Earth! My First 4.54 Billion Years, by Stacy McAnulty, is a great read-aloud to build on this concept of time. Though you won’t find it on any lists of “best” science books—because Earth can’t really talk—it provides humorous insight into Earth’s development over time (think big bang, Pangea, and the development of life).
To move students out of the fictional depiction of Earth and its development, teachers can use an online interactive geological era globe for visualization of the physical changes in Earth’s surface over time. Start by exploring changes in your own location for contextual geological history. We use the tool to show how a small portion of Tennessee was under water 85 million years ago, which explains how a clam species can be our state fossil, even though we’re landlocked. One Million Oysters on Top of the Mountain, by Alex Nogués, explains a similar process throughout its beautifully illustrated pages.
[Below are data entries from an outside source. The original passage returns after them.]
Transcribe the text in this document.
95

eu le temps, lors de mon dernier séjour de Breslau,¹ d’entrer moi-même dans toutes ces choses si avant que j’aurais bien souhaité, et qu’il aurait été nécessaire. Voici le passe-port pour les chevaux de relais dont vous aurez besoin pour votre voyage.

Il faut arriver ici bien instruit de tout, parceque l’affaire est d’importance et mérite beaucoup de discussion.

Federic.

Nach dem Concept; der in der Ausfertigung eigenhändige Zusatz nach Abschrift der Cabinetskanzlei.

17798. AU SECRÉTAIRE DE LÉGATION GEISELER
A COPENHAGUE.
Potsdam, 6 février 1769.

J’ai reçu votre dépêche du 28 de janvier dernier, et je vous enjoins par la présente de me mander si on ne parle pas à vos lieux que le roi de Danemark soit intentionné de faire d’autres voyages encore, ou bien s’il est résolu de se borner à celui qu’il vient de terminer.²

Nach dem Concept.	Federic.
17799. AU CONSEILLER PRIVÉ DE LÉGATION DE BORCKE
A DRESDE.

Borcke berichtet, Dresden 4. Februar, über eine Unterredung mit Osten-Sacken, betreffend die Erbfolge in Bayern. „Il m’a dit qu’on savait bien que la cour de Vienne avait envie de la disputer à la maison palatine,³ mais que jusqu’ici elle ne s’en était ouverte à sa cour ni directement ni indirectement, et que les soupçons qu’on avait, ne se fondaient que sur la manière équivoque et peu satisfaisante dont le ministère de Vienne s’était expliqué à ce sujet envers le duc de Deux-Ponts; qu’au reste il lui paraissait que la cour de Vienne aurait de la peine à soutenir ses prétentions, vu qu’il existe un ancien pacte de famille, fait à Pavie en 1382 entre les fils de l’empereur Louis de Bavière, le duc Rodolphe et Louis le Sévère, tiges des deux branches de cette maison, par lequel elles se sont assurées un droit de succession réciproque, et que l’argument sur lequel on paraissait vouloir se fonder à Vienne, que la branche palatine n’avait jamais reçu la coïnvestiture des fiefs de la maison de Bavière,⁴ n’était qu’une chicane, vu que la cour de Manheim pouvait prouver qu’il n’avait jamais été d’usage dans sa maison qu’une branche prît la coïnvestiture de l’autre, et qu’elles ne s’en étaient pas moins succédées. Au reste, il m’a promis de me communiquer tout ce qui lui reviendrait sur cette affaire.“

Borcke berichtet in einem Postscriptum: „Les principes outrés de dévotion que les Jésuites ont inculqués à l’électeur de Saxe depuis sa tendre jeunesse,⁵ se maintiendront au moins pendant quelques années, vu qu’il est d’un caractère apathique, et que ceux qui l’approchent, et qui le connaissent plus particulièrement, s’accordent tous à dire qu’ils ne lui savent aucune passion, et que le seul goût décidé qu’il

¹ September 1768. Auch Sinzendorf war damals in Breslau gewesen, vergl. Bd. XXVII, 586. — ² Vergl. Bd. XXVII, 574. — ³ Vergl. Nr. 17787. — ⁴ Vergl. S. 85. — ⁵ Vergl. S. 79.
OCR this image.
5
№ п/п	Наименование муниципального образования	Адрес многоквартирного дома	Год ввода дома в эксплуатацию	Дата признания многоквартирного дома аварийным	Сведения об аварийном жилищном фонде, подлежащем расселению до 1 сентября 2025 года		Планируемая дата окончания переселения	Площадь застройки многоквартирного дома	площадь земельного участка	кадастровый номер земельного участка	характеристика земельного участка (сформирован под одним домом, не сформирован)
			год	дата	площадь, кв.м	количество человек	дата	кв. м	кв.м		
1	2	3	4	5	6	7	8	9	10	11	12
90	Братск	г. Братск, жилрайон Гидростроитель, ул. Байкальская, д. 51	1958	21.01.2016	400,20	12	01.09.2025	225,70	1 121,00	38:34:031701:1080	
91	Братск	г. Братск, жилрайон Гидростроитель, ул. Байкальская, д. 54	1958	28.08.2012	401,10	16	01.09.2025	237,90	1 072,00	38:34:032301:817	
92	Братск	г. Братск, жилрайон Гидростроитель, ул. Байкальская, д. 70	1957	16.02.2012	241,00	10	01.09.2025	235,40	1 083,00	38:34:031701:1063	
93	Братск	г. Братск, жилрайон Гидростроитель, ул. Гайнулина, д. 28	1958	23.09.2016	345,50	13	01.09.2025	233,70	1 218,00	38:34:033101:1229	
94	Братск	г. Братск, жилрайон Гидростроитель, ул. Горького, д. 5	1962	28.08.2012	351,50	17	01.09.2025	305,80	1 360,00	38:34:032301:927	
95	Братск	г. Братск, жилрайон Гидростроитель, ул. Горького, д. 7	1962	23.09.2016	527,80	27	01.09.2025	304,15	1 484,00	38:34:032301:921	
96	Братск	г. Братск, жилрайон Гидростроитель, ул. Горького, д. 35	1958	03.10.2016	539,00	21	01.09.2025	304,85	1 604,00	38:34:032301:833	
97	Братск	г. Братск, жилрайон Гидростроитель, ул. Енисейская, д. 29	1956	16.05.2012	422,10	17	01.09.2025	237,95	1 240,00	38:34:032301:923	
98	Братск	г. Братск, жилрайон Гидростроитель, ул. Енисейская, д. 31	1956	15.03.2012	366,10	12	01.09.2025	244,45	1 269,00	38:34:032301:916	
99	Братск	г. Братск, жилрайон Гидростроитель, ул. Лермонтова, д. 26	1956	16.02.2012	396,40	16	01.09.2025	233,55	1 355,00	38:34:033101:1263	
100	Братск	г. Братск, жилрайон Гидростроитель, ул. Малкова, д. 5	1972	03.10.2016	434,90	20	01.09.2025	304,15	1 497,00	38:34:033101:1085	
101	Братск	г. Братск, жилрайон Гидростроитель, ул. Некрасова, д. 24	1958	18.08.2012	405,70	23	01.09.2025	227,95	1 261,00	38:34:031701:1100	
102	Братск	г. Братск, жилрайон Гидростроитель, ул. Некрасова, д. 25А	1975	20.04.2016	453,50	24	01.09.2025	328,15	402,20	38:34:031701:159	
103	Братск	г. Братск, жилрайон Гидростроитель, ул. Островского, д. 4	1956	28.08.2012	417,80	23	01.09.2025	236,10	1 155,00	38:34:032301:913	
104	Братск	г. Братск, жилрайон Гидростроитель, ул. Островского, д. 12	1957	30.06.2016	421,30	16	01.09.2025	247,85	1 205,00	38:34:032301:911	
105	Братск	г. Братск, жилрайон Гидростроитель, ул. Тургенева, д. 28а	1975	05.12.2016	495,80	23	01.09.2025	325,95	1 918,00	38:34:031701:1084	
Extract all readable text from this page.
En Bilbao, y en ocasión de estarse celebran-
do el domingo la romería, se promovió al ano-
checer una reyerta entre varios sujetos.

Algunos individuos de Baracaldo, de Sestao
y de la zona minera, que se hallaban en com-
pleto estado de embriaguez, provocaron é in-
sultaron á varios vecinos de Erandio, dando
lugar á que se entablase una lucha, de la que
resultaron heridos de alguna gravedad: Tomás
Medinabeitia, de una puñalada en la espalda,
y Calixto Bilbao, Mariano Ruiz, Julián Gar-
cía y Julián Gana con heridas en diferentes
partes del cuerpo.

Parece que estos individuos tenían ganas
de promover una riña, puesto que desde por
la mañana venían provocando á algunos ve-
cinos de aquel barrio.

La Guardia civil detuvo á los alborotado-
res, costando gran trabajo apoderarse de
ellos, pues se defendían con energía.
Similarly, Jason Chin’s Grand Canyon takes the reader back in time to experience the progression of geological processes that shaped the region.
Many (perhaps millions!) of instructional resources are available for elementary teachers, which can make the selection process overwhelming. These four steps provide a way to support elementary students with developing their number sense and understanding of the vast history of the earth in a contextual and engaging manner.